2015-08-26T13:23:48+00:00abril 29th, 2015|Notícias|

“A casa de Deus é a casa daqueles que não têm casa”

No dia 1º de maio, Dia do Trabalhador, a Catedral Metropolitana do Rio de Janeiro sediará a Assembleia Arquidiocesana de Animação Bíblica da Pastoral que terá palestras e painéis sobre assuntos que permeiam o mundo do trabalho. No dia seguinte, dia 2, terá início o projeto “E depois?“, uma ação de cidadania que atenderá pessoas em situação de rua, oferecendo serviços como higienização, atendimento médico, jurídico, psicológico e espiritual. As atividades terão início às 8h30 e acontecerão até 12h30, na matriz. Os programas “Doutrina Social da Igreja”, “Ao Encontro de Jesus” e “Fé e Vida”, da Rádio Catedral FM, terão programação especial de cobertura do evento.

“A casa de Deus é a casa daqueles que não têm casa”, afirmou o coordenador arquidiocesano de pastoral e cura da Catedral Metropolitana, monsenhor Joel Portella Amado, ao explicar o projeto. A escolha do nome “E depois?” se deve ao fato de o dia da iniciativa ser o que sucede o Dia do Trabalhador e oferecer uma perspectiva de reinserção na sociedade e no mercado de trabalho para aqueles que hoje se encontram em situação de rua. O segundo motivo é porque a Arquidiocese do Rio pretende dar início a um trabalho de articulação de forças entre a Igreja e outras instituições para trabalhar em prol de proporcionar oportunidades a essas pessoas.

“Eles também são trabalhadores que por vários motivos estão afastados do mercado de trabalho e em situação de rua.

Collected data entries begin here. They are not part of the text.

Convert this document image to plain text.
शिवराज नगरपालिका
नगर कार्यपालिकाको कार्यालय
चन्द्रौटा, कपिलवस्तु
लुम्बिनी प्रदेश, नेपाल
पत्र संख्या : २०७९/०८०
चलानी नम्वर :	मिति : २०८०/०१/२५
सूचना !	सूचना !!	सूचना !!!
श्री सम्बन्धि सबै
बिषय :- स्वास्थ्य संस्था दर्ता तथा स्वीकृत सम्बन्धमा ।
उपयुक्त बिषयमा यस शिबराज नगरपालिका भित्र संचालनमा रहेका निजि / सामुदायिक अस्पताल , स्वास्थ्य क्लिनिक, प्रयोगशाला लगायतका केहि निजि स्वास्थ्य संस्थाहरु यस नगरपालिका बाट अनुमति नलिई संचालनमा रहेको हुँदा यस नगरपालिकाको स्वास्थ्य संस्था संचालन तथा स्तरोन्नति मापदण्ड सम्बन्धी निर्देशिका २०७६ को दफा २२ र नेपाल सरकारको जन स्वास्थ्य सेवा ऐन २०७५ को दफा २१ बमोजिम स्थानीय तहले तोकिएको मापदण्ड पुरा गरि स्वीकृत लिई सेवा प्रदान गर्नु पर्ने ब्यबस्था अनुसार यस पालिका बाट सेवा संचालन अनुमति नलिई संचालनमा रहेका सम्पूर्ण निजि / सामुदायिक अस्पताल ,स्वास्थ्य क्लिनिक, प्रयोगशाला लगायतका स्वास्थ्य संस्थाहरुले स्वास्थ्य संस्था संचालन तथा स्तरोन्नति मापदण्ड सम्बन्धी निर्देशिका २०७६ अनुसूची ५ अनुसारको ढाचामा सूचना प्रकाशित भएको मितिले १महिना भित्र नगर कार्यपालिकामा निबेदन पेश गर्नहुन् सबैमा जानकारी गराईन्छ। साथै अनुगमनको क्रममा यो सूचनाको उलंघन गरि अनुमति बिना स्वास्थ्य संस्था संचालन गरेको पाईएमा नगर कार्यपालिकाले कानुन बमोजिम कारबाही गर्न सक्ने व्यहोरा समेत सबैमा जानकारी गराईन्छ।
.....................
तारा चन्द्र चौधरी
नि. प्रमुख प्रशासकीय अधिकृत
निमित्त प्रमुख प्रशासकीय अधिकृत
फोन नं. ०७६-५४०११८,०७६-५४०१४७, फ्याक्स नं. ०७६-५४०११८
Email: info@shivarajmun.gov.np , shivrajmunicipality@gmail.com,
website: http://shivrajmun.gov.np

Tendo celebrado no dia 1º de maio o Dia dos Trabalhadores, nada mais justo e cristão do que manifestar, nesse Ano Arquidiocesano da Esperança, a esperança de que esses irmãos possam voltar ao trabalho, voltar a ter um espaço na sociedade e a acreditar em um futuro melhor”, afirmou o coordenador arquidiocesano da Pastoral da População de Rua, monsenhor Gustavo Auler.

Além do alimento corporal

A Catedral oferece semanalmente café da manhã para pessoas de rua do entorno, englobando a Leopoldina, a Praça Mauá, a Glória e o Catete. São cerca de 300 pessoas atendidas a cada semana. Já nos almoços e jantares de Natal e Páscoa, esse número aumenta para cerca de mil pessoas por refeição. O encontro do dia 2 de maio visa ampliar esse atendimento e oferecer, além do alimento, atendimento multilateral a essas pessoas para que possam vislumbrar um futuro diferente.

“O objetivo é oferecer um dia em que eles possam se sentir bem acolhidos, oferecer a motivação cristã para que eles possam buscar em Cristo caminhos para uma vida nova, com a esperança de que é possível retomarem um caminho a partir da retirada de documentos e ter também a oportunidade de encaminhamento para entidades que oferecem emprego. A intenção é fazê-los se sentirem acolhidos e através do trabalho de evangelização, mostrar que podem buscar uma vida nova, acreditando que é possível voltarem a participar da sociedade e viverem com mais dignidade”, incentivou monsenhor Gustavo.

Algumas instituições, como as secretarias de Educação e de Saúde, disponibilizaram espaços e profissionais, que darão assistência aos que participarem do projeto. Entre os atendimentos prestados, estão higienização, orientações de higiene e aferição de pressão, além de curativos. A evangelização ficará por conta da Toca de Assis e da Aliança de Misericórdia, que têm como carisma o trabalho junto a pessoas em situação de rua.

As pessoas que desejarem ajudar com doações podem levar diretamente na Catedral ou entregar na paróquia para que sejam encaminhadas.